Apalagi jika yang tidak paham itu banyak jumlahnya. Kisah Nabi Khidr
yang meminta semua orang menyimpan air yang sudah disampaikan di atas
menunjukkan hal ini. Ketika orang yang memiliki air muncul ke dunia, ia
justru dianggap aneh karena air bersihnya berbeda dengan air kotor yang
biasa diminum kebanyakan umat manusia.
Kembali pada keadaan Qays, setelah ditinggalkan Layla, kehidupan Qays
benar-benar hancur jika dilihat dari sudut pandang luar, sudut pandang
umat beragama biasa. Setelah menunaikan ibadah haji, Majnun yang tidak
mau lagi bergaul dengan masyarakat desanya, pergi ke pegunungan tanpa
memberitahu kemana ia pergi. Alih-alih tinggal dirumah, ia memilih
tinggal di reruntuhan sebuah bangunan tua yang terasing dari masyarakat
dan tinggal di dalamnya. Sama seperti halnya para sufi yang memilih
mengasingkan diri daripada dicerca atau difitnah umat beragama, jalan
inilah yang dipilih oleh Qays. Ia bagaikan benda asing yang bergulir
kencang di padang pasir, ditiup kian kemari. Baginya tidak masalah
karena ia menyadari posisinya memang bukan di dunia, tapi di akhirat.
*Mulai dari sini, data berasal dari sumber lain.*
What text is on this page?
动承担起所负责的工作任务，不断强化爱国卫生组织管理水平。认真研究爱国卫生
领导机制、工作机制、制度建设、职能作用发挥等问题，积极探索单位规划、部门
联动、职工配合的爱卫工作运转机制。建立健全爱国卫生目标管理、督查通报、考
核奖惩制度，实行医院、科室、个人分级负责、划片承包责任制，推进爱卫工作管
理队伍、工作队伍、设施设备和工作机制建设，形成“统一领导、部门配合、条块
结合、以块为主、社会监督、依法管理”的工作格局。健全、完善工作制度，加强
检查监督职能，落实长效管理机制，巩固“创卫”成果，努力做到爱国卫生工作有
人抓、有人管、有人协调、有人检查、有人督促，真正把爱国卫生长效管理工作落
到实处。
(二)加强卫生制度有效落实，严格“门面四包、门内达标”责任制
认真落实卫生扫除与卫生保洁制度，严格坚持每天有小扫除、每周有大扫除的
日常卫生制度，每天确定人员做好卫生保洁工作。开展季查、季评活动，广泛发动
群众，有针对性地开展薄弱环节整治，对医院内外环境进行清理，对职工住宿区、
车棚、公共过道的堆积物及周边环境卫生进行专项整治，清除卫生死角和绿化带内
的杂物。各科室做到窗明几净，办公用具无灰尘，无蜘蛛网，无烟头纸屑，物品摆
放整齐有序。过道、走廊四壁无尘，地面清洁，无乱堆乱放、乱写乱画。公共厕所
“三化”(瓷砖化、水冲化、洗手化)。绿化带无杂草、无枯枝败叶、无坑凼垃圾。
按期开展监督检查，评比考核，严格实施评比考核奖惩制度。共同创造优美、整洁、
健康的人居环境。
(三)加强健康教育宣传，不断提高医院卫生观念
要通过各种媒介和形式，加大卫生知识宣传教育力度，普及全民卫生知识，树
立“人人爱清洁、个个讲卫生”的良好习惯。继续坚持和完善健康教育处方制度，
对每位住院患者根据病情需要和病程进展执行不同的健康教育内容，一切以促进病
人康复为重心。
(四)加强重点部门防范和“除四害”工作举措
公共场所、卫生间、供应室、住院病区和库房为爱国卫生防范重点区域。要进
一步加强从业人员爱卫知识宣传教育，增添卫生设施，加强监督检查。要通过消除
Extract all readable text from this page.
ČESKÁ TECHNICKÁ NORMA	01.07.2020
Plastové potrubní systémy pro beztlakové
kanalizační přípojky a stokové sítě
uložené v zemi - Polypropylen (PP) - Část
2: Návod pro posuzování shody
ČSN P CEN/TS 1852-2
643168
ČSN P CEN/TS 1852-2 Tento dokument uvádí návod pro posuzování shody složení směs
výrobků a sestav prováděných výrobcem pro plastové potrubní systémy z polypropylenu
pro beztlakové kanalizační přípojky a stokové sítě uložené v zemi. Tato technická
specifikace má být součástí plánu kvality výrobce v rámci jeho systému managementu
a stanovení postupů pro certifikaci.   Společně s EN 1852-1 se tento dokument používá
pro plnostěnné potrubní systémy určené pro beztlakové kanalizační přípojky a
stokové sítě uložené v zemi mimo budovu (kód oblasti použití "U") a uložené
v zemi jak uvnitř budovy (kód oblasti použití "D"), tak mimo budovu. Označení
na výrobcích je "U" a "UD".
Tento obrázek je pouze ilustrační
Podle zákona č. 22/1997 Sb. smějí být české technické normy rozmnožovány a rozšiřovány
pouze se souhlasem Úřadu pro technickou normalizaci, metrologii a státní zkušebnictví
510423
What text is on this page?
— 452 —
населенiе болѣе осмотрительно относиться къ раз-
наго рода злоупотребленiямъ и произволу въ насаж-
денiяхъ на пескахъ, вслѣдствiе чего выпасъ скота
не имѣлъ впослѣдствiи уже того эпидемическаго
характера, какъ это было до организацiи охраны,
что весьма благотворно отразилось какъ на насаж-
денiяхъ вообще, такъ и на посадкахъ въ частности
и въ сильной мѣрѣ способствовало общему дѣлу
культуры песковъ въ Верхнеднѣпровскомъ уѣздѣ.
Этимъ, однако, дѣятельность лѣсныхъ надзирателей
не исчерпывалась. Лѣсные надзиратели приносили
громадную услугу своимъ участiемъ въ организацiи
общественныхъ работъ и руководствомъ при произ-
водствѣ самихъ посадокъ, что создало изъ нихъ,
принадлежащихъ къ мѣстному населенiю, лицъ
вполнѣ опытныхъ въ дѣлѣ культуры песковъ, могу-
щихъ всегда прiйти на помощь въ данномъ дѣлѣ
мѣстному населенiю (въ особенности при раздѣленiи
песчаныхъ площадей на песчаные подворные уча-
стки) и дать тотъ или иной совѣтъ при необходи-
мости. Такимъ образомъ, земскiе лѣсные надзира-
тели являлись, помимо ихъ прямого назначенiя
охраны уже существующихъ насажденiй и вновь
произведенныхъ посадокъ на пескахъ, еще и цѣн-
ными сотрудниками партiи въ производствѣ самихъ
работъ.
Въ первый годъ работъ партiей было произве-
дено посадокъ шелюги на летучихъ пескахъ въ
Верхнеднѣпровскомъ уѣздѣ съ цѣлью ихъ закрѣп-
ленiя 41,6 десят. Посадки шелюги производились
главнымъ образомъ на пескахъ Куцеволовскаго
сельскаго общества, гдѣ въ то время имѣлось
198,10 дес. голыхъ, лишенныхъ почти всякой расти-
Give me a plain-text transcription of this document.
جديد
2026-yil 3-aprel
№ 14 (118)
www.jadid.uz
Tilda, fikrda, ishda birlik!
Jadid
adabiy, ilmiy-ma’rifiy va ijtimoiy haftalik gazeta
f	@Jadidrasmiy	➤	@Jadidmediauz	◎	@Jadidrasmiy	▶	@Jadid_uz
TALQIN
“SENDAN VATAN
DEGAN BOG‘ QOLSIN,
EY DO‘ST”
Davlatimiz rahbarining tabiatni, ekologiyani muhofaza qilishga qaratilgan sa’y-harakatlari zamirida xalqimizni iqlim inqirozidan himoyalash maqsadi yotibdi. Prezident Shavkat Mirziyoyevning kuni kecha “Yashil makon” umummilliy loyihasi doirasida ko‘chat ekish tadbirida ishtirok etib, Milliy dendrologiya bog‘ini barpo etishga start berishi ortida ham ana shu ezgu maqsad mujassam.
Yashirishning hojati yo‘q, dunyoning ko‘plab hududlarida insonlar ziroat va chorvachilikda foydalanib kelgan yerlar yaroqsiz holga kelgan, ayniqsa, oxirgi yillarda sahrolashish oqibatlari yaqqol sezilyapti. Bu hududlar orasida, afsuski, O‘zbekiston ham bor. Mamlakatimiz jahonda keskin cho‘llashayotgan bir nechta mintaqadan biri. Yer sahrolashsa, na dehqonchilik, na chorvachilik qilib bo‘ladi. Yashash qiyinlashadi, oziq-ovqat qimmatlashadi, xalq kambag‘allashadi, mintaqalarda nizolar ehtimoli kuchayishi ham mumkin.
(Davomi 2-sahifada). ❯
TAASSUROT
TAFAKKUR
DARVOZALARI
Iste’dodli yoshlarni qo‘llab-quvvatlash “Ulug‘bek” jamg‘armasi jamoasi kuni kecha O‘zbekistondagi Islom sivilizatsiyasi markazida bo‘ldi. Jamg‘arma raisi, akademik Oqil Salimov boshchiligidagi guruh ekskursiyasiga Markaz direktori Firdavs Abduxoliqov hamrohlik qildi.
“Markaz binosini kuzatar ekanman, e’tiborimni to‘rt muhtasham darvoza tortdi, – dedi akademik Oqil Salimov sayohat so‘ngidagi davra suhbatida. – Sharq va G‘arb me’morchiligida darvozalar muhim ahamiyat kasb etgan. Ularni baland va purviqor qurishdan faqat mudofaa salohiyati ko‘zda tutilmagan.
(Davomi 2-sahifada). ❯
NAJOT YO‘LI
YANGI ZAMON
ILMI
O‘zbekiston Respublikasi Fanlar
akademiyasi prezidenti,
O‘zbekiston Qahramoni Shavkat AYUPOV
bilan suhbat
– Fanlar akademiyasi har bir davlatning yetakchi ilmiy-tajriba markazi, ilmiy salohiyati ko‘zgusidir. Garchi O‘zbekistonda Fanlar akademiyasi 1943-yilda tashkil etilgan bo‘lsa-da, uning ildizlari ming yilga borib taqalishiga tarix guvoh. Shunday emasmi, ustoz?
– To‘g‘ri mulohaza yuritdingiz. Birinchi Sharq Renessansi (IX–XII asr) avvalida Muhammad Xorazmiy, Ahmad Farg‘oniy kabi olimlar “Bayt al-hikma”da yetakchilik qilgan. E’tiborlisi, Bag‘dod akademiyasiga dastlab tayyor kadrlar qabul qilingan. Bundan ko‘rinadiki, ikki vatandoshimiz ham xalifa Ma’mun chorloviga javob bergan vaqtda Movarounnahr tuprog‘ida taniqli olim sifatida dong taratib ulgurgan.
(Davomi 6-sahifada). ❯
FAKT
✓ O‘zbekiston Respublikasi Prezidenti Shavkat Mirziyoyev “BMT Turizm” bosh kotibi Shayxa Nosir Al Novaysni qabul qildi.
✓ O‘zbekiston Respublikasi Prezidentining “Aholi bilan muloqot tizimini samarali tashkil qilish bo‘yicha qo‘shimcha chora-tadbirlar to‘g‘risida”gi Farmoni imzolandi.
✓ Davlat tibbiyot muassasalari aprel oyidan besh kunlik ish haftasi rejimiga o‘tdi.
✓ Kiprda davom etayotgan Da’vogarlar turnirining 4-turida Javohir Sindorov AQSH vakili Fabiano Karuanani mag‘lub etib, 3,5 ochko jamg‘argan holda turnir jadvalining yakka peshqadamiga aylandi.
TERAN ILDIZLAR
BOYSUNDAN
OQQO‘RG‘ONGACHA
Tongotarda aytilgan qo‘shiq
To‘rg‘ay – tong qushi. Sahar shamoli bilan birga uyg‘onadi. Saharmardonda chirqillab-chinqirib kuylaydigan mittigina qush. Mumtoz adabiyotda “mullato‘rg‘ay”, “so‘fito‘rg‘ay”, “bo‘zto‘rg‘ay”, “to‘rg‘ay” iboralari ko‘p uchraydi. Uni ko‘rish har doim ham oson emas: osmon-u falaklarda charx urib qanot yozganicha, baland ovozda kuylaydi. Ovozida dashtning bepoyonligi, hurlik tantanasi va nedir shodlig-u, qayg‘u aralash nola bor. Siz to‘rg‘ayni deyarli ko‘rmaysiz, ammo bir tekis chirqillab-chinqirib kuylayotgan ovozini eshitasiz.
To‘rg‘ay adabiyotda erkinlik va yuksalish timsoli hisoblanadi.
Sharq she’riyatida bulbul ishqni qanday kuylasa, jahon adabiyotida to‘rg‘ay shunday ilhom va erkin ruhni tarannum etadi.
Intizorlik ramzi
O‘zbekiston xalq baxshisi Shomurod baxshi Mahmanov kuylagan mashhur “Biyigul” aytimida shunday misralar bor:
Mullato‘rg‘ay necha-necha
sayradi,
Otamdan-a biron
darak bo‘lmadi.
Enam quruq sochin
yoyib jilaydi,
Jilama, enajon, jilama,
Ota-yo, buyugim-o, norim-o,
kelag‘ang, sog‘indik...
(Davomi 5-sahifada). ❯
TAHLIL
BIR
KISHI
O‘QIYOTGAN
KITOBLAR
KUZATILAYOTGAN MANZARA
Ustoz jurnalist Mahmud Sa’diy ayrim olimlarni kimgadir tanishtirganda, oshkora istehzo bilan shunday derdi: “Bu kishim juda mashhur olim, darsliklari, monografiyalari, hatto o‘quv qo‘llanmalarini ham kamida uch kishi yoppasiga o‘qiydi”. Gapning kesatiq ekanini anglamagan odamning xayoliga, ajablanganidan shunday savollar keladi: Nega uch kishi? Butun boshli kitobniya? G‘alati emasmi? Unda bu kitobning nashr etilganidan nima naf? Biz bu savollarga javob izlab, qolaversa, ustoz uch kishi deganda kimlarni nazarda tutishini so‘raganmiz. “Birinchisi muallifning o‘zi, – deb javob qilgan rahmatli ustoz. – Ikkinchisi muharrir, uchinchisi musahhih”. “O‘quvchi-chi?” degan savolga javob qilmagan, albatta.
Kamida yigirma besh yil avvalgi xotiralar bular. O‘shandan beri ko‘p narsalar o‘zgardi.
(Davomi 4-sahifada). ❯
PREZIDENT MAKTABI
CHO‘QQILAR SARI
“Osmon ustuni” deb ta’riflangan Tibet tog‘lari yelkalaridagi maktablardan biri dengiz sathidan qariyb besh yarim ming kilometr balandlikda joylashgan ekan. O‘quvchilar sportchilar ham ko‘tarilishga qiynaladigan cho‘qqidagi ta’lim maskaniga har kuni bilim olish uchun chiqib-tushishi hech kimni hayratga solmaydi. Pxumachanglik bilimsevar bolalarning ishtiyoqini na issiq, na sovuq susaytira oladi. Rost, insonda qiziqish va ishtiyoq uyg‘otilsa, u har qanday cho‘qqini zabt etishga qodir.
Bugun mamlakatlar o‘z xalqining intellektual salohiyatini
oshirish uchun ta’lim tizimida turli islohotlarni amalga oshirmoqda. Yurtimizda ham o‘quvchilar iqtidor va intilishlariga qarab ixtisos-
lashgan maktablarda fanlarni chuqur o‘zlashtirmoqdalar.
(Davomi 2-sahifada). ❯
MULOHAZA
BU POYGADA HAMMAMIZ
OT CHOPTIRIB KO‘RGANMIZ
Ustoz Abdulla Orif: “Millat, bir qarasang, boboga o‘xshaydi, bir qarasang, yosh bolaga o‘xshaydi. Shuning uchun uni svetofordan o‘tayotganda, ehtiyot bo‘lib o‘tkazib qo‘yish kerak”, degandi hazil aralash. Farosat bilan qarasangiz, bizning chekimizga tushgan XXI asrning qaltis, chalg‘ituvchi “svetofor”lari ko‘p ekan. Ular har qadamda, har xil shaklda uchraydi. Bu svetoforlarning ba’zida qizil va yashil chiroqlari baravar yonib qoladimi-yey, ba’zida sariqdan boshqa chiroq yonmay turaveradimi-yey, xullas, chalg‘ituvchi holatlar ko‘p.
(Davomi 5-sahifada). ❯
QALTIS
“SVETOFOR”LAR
Seberapa pun besarnya tiupan angin cobaan, jika seseorang sudah jatuh
cinta kepada Allah, yang diniatkan tentu hanya hari persuaan, kematian.
Oleh karena itu, wajar jika Nabi berkata, “kematian adalah hadiah
terbesar bagi seorang muslim”. Ya, apa lagi yang dirindukan selain
bersua dengan Allah
Lebih jauh, kita juga bisa melihat bagaimana Qays memakai pakaian
yang compang-camping. Misalnya, deskripsi seorang pengembara tentang
Qays adalah “seorang liar dengan rambut panjang hingga ke bahu,
jenggotnya panjang dan acak-acakan, bajunya compang-camping dan kumal”.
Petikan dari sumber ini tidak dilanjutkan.